Затянувшись, Лёха покачал головой:
– Идиотская эта логика…
Мысль Лёхи показалось мне несколько противоречивой:
– Да как же винтик может уничтожить систему?
– Так ведь просто никто не пытался пойти до конца, блин. Все слишком заняты строительством воздушных замков и внутривенными инъекциями лжи о том, что всё под контролем, чтобы попробовать.
– А что должно быть под контролем?
– А всё. Не можем же мы, блин, жить просто так, нам нужен список дел, выполнив которые мы получим награду. Нам страшно даже подумать, что это всё может быть ни к чему не привязано, что это всё может быть просто так. Вот нам и надо врать: самим себе, окружающим – чтобы не бояться того, что всё это, блин, возможно, ни к чему не приведёт.
– Так значит, горькая правда всё же лучше?
– А хрен его знает, блин! Тут ведь как – непонятно, что есть ложь или правда. Если говорить в общем, то по мне – не лучше, ни фига не лучше. От этой вонючей горькой правды одни проблемы, все ненавидят правду и стараются избежать её. Знаешь, почему я выключаю телевизор, если моя любимая команда проигрывает, а до конца матча осталось 5 минут? Да потому что я хочу потешить себя сладкой ложью о чудесном спасении, как тешат себя ложью о счастье и прочей ерунде друге люди. Горькая правда – это ещё одно притворство, потому что показательно принимая её, мы колемся ложью в туалетах, чтобы дожить до конца дня.
Тут Лёха торопливо вскочил:
– К слову, о туалетах…
– Вход один. Только давайте без внутривенных инъекций, пожалуйста.
– Ты чего, блин, – ответил он, торопливо проходя мимо стойки, – я уже старый для таких вещей – видишь, даже начал брюзжать и принимать правду.
Через некоторое время Лёха, облегчённо вздыхая, вновь уселся передо мной:
– К слову, о старости, блин. Ты не задумываешься об этом?
– О чём именно? Как буду жить, когда стану старым?
– Типа того, ну, – не дав мне ответить, он продолжил, – Просто, блин, я вот всё думаю о том, как меня угораздило дожить до седины?
– Её совсем не видно, – я снова посмотрел на томагавк, но Лёха был слишком серьёзен, чтобы поддаться на эту удочку:
– Да нет же, ну! Я к тому, что это ведь не по-панковски, блин. Панк старым не бывает, он поглощён водоворотом жизни, который его рано или поздно топит, а я слишком хорошо, блин, плаваю. Но только те, кто тонут, не боятся – у них нет на это времени, а я боюсь.
Такое признание меня поразило:
– Чего?

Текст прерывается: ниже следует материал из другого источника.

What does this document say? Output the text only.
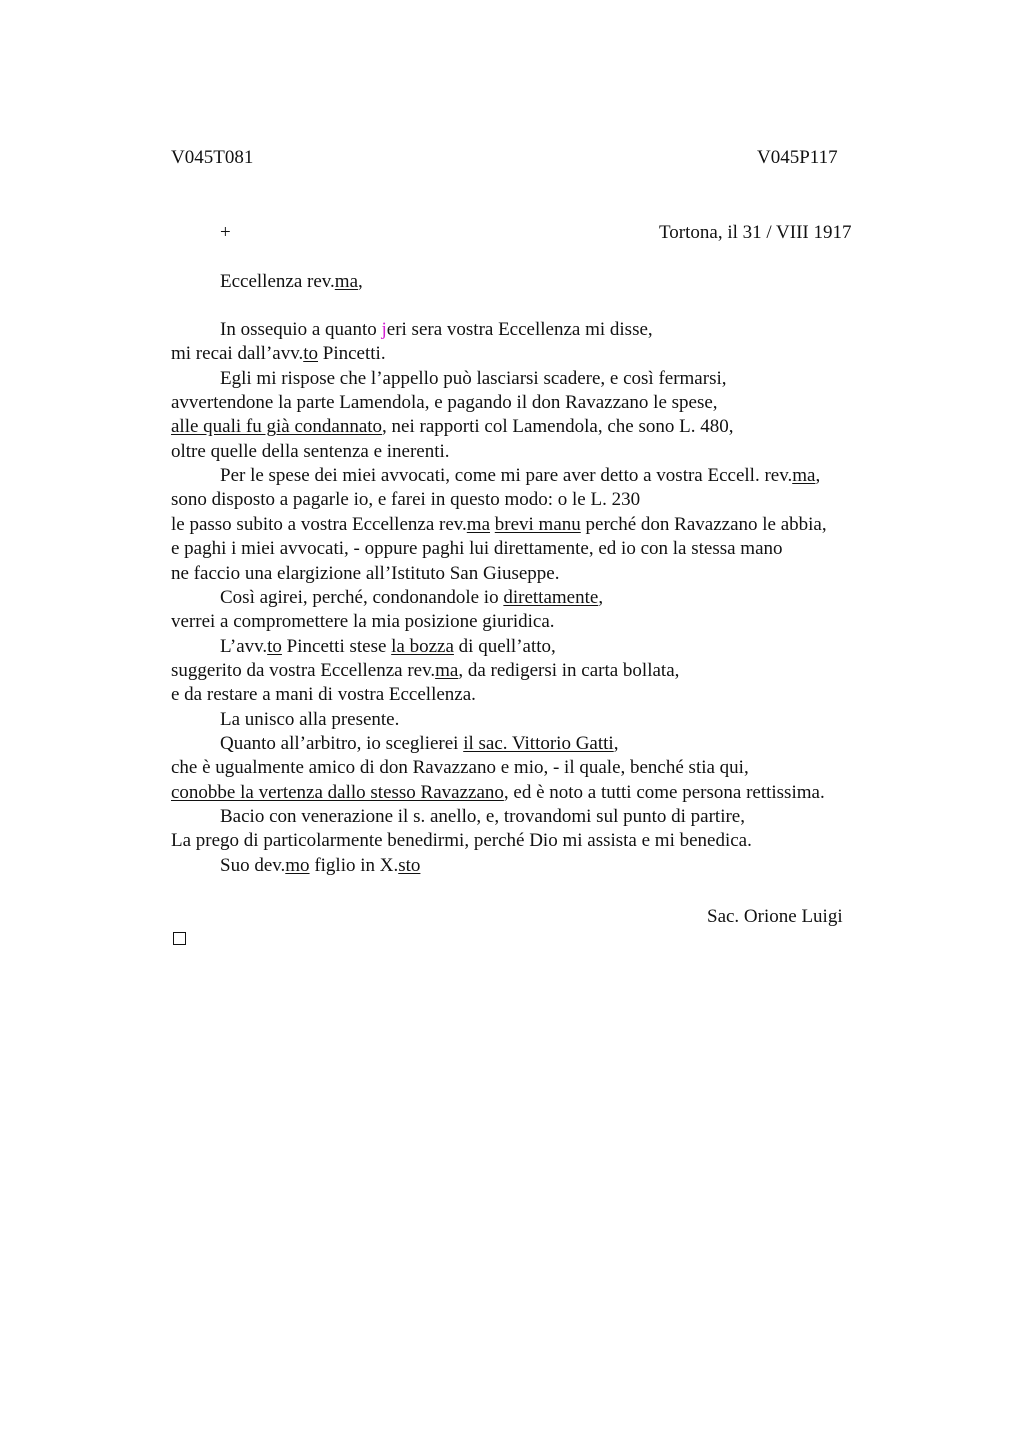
V045T081	V045P117
+	Tortona, il 31 / VIII 1917
Eccellenza rev.ma,
In ossequio a quanto jeri sera vostra Eccellenza mi disse,
mi recai dall’avv.to Pincetti.
Egli mi rispose che l’appello può lasciarsi scadere, e così fermarsi,
avvertendone la parte Lamendola, e pagando il don Ravazzano le spese,
alle quali fu già condannato, nei rapporti col Lamendola, che sono L. 480,
oltre quelle della sentenza e inerenti.
Per le spese dei miei avvocati, come mi pare aver detto a vostra Eccell. rev.ma,
sono disposto a pagarle io, e farei in questo modo: o le L. 230
le passo subito a vostra Eccellenza rev.ma brevi manu perché don Ravazzano le abbia,
e paghi i miei avvocati, - oppure paghi lui direttamente, ed io con la stessa mano
ne faccio una elargizione all’Istituto San Giuseppe.
Così agirei, perché, condonandole io direttamente,
verrei a compromettere la mia posizione giuridica.
L’avv.to Pincetti stese la bozza di quell’atto,
suggerito da vostra Eccellenza rev.ma, da redigersi in carta bollata,
e da restare a mani di vostra Eccellenza.
La unisco alla presente.
Quanto all’arbitro, io sceglierei il sac. Vittorio Gatti,
che è ugualmente amico di don Ravazzano e mio, - il quale, benché stia qui,
conobbe la vertenza dallo stesso Ravazzano, ed è noto a tutti come persona rettissima.
Bacio con venerazione il s. anello, e, trovandomi sul punto di partire,
La prego di particolarmente benedirmi, perché Dio mi assista e mi benedica.
Suo dev.mo figlio in X.sto
Sac. Orione Luigi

Почему?
– Старость – это больше не мудрость, доброта и забота, – обхватив подбородок, принялся разъяснять Лёха. – Сегодня старость – это нестоящий член (тут он характерным жестом вцепился в обтянутый в кожаные штаны пах), выпадающие зубы, севшее зрение, глухота. То есть, это было и раньше, всегда было, только вот раньше мы не видели старших людей такими, да и сами они не обращали на это внимание.
Но самое страшное – это ненависть. Старики ненавидят окружающих оборонительной, трусливой ненавистью, им стыдно за свою отсталость, которая костью в горле встаёт у общества, стоит им выйти из своей комнаты; они ненавидят как собаки, которые лишились хозяина и которых улица била каждый день. Общество же ненавидит стариков за надменность, за безумное требование уважения к их седине, за упрямую идею подчинения мира их стариковской воле.
– Положа руку на сердце, – левой рукой я продублировал сказанное, а правую положил на плечо Лёхе, – Вы очень современный старик и никогда не станете трусливым и озлобленным. Я верю в это.